Number 99 was a fan of No. 9. The Great One grew up worshipping Mr. Hockey.

“The first memory I have of Gordie Howe is meeting him as a 10-year-old,” Wayne Gretzky said. “A lot of times, when you meet your idol, you come away disappointed.

“That wasn’t the case with Gordie. He was such a kind, wonderful person to everyone he met. My father (Walter) and Gordie Howe are probably the two men who have had the most profound effect on my life.”

Gretzky’s respect and adulation for Howe only increased as the two men became peers. Gretzky turned pro with the WHA’s Indianapolis Racers in 1978, meaning he’d be playing against Howe’s New England Whalers. They were teammates on the WHA All-Star Team that season.

“I always looked at Gordie Howe the same way I did when I was six years old,” Gretzky said.

Moving to the NHL the following season, Gretzky’s Edmonton Oilers did battle with Howe’s Hartford Whalers. Howe played in his final NHL All-Star Game that season, while Gretzky skated in his first.

Gretzky would go on to shatter all of Howe’s NHL career scoring marks but his ultimate goal was to be as good and kind a person as Mr. Hockey was throughout his life.

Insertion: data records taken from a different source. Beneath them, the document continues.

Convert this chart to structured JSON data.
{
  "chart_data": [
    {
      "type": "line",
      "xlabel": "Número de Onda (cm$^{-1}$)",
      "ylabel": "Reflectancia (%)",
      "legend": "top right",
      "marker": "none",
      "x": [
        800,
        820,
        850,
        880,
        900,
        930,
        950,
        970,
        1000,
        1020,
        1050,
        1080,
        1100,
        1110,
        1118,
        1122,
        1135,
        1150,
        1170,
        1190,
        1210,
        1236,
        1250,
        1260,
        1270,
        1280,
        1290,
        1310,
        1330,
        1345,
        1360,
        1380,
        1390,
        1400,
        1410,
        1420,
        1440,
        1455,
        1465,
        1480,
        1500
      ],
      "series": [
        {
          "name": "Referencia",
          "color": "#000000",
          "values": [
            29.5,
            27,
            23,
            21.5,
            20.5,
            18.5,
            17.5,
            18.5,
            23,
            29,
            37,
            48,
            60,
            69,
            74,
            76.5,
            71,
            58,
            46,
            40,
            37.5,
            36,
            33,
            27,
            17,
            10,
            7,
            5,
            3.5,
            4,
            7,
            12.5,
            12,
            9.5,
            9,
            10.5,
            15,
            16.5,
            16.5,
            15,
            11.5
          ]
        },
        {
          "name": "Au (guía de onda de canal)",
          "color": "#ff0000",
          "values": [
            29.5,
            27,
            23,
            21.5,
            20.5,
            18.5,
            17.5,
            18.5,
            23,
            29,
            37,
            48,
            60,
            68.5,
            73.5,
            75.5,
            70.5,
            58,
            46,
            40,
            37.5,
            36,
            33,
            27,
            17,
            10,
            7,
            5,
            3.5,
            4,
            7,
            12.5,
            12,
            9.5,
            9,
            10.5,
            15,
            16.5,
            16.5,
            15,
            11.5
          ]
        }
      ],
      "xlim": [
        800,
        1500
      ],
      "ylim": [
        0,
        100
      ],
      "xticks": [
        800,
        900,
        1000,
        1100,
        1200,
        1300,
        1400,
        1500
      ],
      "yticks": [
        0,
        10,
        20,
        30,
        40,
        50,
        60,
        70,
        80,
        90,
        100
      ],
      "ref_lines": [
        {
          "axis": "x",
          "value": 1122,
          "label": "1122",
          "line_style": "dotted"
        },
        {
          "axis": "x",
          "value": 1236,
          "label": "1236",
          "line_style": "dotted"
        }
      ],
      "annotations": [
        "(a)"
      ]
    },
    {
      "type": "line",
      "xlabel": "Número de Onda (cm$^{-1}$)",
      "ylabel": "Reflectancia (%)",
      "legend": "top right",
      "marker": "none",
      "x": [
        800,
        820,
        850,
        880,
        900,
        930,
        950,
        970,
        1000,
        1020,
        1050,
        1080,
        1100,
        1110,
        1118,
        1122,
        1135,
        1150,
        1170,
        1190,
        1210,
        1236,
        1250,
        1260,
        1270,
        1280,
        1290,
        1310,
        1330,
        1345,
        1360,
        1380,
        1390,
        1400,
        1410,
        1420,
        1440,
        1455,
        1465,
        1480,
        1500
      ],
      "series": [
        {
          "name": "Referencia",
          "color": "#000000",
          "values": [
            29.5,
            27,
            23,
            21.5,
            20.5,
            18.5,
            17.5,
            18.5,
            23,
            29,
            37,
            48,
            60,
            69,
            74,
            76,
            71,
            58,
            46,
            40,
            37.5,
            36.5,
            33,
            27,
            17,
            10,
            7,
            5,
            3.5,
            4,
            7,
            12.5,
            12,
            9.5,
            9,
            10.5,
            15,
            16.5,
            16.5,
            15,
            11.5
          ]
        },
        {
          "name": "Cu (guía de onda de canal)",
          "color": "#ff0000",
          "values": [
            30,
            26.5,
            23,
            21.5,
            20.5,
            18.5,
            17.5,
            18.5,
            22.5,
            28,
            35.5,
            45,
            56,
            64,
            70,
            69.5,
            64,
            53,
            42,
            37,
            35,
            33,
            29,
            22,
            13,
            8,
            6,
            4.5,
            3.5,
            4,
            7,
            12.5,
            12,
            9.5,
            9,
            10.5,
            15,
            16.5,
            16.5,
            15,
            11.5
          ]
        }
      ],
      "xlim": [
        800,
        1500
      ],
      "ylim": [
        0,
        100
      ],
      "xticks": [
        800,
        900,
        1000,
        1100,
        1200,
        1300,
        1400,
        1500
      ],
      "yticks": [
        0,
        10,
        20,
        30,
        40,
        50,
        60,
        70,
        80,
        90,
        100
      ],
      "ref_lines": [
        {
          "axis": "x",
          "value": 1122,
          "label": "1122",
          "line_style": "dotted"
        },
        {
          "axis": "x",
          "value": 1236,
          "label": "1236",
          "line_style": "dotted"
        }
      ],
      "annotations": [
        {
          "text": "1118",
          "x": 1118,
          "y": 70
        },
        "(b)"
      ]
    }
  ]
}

“We replace athletes through time,” Gretzky said. “In 10 years, another comes along, another hockey player comes along. But you don’t replace iconic people.

“Gordie was a special man and you don’t replace that. You might be able to have new hockey players but you don’t replace a person of his caliber.”

“He was just a super person — a great hockey player but a great human being.”

Howe was a first-ballot hall of famer in hockey, humility and humanity.

“I don’t know if I ever met another person in life that was never not bothered by it,” Gretzky suggested of the price of fame. “I remember walking through the airport with him when I was 18 years old and every single person I think in the airport knew and recognized him. He stood and took pictures and signed his name.

“He never thought that it was a burden. He thought it was part of his life. He was Gordie Howe and he understood it and probably understood who he was better than anyone.”